We need iOS to grow up and become as functional as OS X if the iPad is to truly replace the computer. It's frustrating that the basic functionality I mention above is still missing on iOS, as there is no reason why it should be. The iPad is plenty powerful enough. It's as though Apple is afraid of granting it the power in case their Mac sales fall off a cliff.
IPad is a computer, it is just a different type of computer. Sort of like the differences between an Apple 2 and a VIC 20. Many people seem to have this problem of denying that iPad is a computer which is a very Luddite approach to technological advancement. It certainly is a different type of computer than a Mac but then again so is a Cray.

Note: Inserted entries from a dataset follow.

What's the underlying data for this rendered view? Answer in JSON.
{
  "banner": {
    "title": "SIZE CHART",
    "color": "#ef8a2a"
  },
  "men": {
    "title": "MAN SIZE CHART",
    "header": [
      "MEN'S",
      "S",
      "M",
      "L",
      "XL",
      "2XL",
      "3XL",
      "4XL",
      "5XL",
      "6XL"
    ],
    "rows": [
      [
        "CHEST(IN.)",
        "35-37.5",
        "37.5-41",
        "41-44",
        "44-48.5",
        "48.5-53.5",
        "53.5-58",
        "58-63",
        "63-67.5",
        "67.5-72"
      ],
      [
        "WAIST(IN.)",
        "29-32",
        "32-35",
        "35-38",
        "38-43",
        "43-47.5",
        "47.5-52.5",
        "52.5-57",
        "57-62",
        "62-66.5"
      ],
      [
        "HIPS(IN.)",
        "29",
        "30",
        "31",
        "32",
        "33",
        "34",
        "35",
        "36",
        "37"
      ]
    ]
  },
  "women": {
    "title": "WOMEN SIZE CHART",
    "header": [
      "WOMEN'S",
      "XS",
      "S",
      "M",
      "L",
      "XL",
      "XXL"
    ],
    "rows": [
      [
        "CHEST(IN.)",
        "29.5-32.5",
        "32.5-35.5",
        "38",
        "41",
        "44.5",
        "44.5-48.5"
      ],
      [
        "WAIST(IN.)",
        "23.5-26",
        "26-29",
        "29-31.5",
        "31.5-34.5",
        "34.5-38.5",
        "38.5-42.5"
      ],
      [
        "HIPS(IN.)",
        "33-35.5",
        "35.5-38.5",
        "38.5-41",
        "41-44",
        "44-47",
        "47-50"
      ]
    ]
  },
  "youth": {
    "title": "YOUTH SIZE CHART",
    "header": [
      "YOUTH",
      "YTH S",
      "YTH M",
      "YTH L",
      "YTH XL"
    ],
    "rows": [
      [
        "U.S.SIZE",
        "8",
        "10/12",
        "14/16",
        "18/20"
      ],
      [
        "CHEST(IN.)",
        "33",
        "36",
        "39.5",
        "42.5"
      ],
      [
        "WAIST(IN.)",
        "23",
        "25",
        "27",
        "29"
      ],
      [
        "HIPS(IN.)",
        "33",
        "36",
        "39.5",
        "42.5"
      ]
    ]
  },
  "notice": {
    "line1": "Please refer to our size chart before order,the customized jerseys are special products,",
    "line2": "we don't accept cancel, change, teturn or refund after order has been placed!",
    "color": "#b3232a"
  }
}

I think they should let go of their fear and finally raise the status of the iPad to the Mac. They will make us happy and foster loyalty in the long term.
They don't need to go that far but they do need to correct the file system issue which would go a very long ways to making the devices suitable for """pro""" usage.
Isn't that what it's all about?

Obviously there is a vision at Apple that is driving how iPads are presented to the users. Is it sustainable long term? Probably, mostly due to so many users not being "us". That is advanced users of operating systems.